Freistatt
Der Deutsche Drehbuchpreis ging 2013 an „Freistatt“. Auch der fertige Film überzeugt mit großartigen und bewegenden Schauspielleistungen. Eine aufwühlende, verstörende Story um den Kampf eines Jungen gegen Gewalt und Unterdrückung. Äußerst sehenswert – aber nichts für schwache Nerven.
Wolfgang weint, jammert, fleht. Der 14-Jährige klopft verzweifelt an die Scheiben des Autos, in dem seine Mutter und der verhasste Stiefvater sitzen. Doch von seiner überforderten Mutter kann er sich keine Hilfe erwarten. In der Diakonie Freistatt, einem Heim für Schwererziehbare, ist er auf sich alleine gestellt. Seine Familie wird ihm nicht helfen, trotz des Wissens um die brutalen Misshandlungen, denen ihr Sohn ausgesetzt ist. Einziger Ausweg: Flucht.
Greifbare Emotionen
Das Langfilmdebüt „Freistatt“ von Regisseur Marc Brummund begleitet in bewegender Weise Wolfgangs Kampf gegen ein Erziehungssystem der Unterdrückung und Gewalt. In der Diakonie Freistatt werden Jungen unter dem christlichen Deckmantel gezüchtigt. Statt in die Schule zu gehen, müssen sie unter menschenverachtenden Bedingungen schwere körperliche Arbeit im Moor leisten. Wer nicht spurt, muss leiden. Mit Gewalt versuchen die Aufseher, genannt „Brüder“, den Willen der Jungen zu brechen – körperlich und verbal.
Doch Wolfgang wehrt sich. Er lässt sich nicht unterkriegen. Sein unbändiger Kampfeswille ist beeindruckend und lässt den Zuschauer mitfiebern und -leiden. Louis Hofmann brilliert in der Rolle des rebellischen Jungen. Jede Emotion nimmt man ihm ab.
Ebenfalls großartig spielt Enno Trebs in der Nebenrolle des Bernd, der rechten Hand von Bruder Wilde. Diese Figur macht im Film die wohl größte Entwicklung durch: Einst aus Selbstschutz Teil des Peiniger-Systems geworden, weist er anfangs die anderen Jungen brutal in ihre Schranken - doch Wolfgangs Widerstand weckt auch in Bernd wieder den Mut, sich gegen Aufseher Wilde zu wehren.
Lieblingszitat: Für Wolfgangs Jugendamtsbericht findet Brockmann eine gute Verwendung und sorgt für Schmunzeln: „ Ich halte große Stücke auf die Gutachten vom Jugendamt; daraus lassen sich ausgezeichnet Anzugtöpfe für Setzlinge falten“.
Verzweiflung und Hoffnung so nah beieinander
Dieser Wilde (Stephan Grossmann) genießt seine Machtposition und hat sichtlich Spaß daran, die Jungen zu schlagen und zu quälen.

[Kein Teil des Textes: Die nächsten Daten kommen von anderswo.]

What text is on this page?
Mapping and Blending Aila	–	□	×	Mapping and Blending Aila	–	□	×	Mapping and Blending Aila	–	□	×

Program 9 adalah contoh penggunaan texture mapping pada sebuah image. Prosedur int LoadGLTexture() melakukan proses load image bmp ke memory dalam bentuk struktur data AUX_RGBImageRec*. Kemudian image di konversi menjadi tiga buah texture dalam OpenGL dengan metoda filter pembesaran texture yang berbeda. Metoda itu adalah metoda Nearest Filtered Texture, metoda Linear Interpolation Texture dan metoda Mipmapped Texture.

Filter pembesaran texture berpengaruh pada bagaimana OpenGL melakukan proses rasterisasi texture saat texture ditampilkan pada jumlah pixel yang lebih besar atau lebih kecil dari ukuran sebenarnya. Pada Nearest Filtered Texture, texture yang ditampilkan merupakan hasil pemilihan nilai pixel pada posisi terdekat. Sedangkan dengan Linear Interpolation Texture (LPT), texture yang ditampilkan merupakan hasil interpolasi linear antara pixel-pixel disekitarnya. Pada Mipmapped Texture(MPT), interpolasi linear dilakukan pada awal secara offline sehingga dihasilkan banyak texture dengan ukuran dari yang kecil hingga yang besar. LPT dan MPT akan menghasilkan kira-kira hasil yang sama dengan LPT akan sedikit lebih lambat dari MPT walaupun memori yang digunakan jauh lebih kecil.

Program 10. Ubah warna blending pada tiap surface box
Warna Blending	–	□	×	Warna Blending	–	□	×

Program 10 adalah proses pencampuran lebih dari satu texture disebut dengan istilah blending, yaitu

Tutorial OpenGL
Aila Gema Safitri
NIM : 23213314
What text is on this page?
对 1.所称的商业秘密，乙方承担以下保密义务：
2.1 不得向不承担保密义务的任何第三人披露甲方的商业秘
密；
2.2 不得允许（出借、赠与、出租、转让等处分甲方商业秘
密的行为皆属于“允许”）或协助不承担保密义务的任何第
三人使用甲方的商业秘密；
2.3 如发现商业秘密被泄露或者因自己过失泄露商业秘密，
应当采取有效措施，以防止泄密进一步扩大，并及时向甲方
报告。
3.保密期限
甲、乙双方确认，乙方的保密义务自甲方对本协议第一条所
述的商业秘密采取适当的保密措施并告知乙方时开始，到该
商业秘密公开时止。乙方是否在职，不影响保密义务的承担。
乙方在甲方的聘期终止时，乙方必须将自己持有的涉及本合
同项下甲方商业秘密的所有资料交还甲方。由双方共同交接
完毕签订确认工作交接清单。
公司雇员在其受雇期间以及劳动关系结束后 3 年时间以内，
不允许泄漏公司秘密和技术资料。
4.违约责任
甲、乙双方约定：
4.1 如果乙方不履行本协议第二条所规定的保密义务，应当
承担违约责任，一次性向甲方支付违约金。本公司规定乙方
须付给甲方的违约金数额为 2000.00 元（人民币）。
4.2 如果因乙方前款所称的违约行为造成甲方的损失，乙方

Genauso perfide: Hausvater Brockmann (Alexander Held) und seine Psychospielchen. Der ältere Herr hegt und pflegt seinen Garten liebevoll und erscheint zunächst wie ein fürsorglicher Lichtblick im Dunkel des Heims. Doch als Wolfgang zarte Bande zu Brockmanns Tochter knüpft, zeigt der eiskalte Brockmann sein wahres Gesicht.
Die Brutalität in „Freistatt“ ist erschreckend und ganz sicher nichts für schwache Nerven. Der Film ist herzzerreißend, vor allem, weil er auf einer wahren Geschichte beruht - den Erfahrungen des ehemaligen Zöglings Wolfgang Rosenkötter. Es ist kaum vorstellbar, wie es den Jungen gelungen sein soll, in diesem System körperlich und auch seelisch zu überleben. Das Drama macht betroffen und sprachlos, umso mehr da der Film am Originalschauplatz gedreht wurde. Die tristen, farblosen Kulissen untermauern die Verzweiflung der Jungen.
Kein Wunder also, dass das Drehbuch mit dem Deutschen Drehbuchpreis 2013 und dem Emder Drehbuchpreis 2012 belohnt wurde. „Freistatt“ ist ein Film voller Gewalt, Unterdrückung und Verachtung. Er zeigt Verzweiflung, aber durch Wolfgangs Auflehnung auch eine gehörige Portion Hoffnung.
Regie: Marc Brummund
Produktion: Zum Goldenen Lamm Filmproduktion
Darsteller: Louis Hofmann, Alexander Held, Stephan Grossmann, Katharina Lorenz, Max Riemelt, Uwe Bohm u. a.